Scott: I'm a Combination man through and through. And I agree, the baffled crust is the key.

But here's the thing. For you heathens who claim Totinos is a marginal food source, listen closely: you have to cook Totinos directly on the oven rack. Yes, it makes a mess. But excellence requires sacrifice.

Mike: It not only leaves a mess, but cooking a Totinos directly on the oven rack creates some tense moments when it's time to transfer the pizza from oven rack to plate. It always sticks a little, so you've got to give it a strong nudge from behind with a large knife. If you put too much force into it or don't position your plate correctly, the pizza is apt to dislodge all at once and go flying out of the oven and onto the kitchen floor. This has never happened to me, but I've had some close calls. I'd be curious to know how others have dealt with this hazard.

Scott: I've been refining my Totinos extraction technique for over a decade.

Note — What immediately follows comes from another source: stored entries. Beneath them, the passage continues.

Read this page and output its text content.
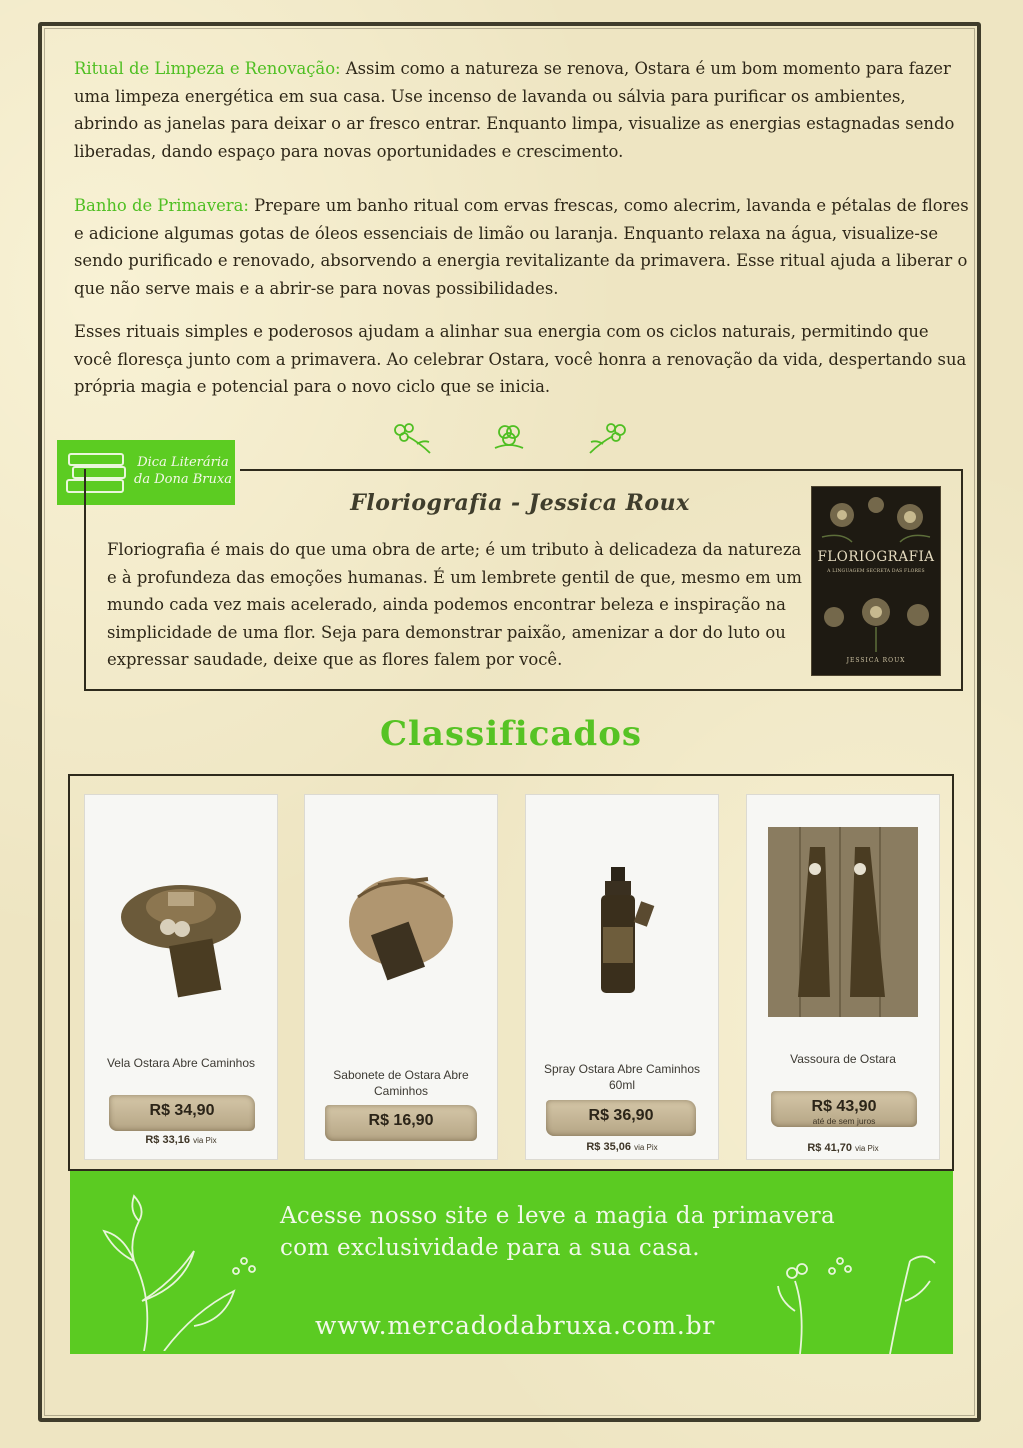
Ritual de Limpeza e Renovação: Assim como a natureza se renova, Ostara é um bom momento para fazer uma limpeza energética em sua casa. Use incenso de lavanda ou sálvia para purificar os ambientes, abrindo as janelas para deixar o ar fresco entrar. Enquanto limpa, visualize as energias estagnadas sendo liberadas, dando espaço para novas oportunidades e crescimento.

Banho de Primavera: Prepare um banho ritual com ervas frescas, como alecrim, lavanda e pétalas de flores e adicione algumas gotas de óleos essenciais de limão ou laranja. Enquanto relaxa na água, visualize-se sendo purificado e renovado, absorvendo a energia revitalizante da primavera. Esse ritual ajuda a liberar o que não serve mais e a abrir-se para novas possibilidades.

Esses rituais simples e poderosos ajudam a alinhar sua energia com os ciclos naturais, permitindo que você floresça junto com a primavera. Ao celebrar Ostara, você honra a renovação da vida, despertando sua própria magia e potencial para o novo ciclo que se inicia.

Dica Literária
da Dona Bruxa
Floriografia - Jessica Roux
Floriografia é mais do que uma obra de arte; é um tributo à delicadeza da natureza e à profundeza das emoções humanas. É um lembrete gentil de que, mesmo em um mundo cada vez mais acelerado, ainda podemos encontrar beleza e inspiração na simplicidade de uma flor. Seja para demonstrar paixão, amenizar a dor do luto ou expressar saudade, deixe que as flores falem por você.
FLORIOGRAFIA
A LINGUAGEM SECRETA DAS FLORES
JESSICA ROUX
Classificados
Vela Ostara Abre Caminhos
R$ 34,90
R$ 33,16 via Pix
Sabonete de Ostara Abre Caminhos
R$ 16,90
Spray Ostara Abre Caminhos 60ml
R$ 36,90
R$ 35,06 via Pix
Vassoura de Ostara
R$ 43,90
até de sem juros
R$ 41,70 via Pix
Acesse nosso site e leve a magia da primavera
com exclusividade para a sua casa.
www.mercadodabruxa.com.br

Here are a few tips.

1. Pull the oven rack itself out around six inches. This is best accomplished using the wrong end of a butcher's knife blade. With the oven rack pulled out, you have better leverage and you won't feel the intense heat of the oven as much.

2. Using the sharp tip of the butcher's knife, slide knife beneath the pie at 6 o'clock. Pull up until you sense the pie is about to rip. Repeat same technique at 3 and 9 o'clock.

3. Have a plate or cutting board ready in your left hand, just below oven rack level.

4. Slide the butcher's knife directly beneath the center of the pie until the tip is at 12 o'clock. Lift pie a half inch, tilt tip of knife up another inch or so, and back her out. The pie should never be lifted more than an inch above the rack during extraction.

5. Cut pie into four triangles. Stuff triangles into piehole. Enjoy.

Mike: I'm still waiting for a guy on death row to order a Totinos as his final meal.




It's difficult to conceive, I know, but these men have jobs and girlfriends.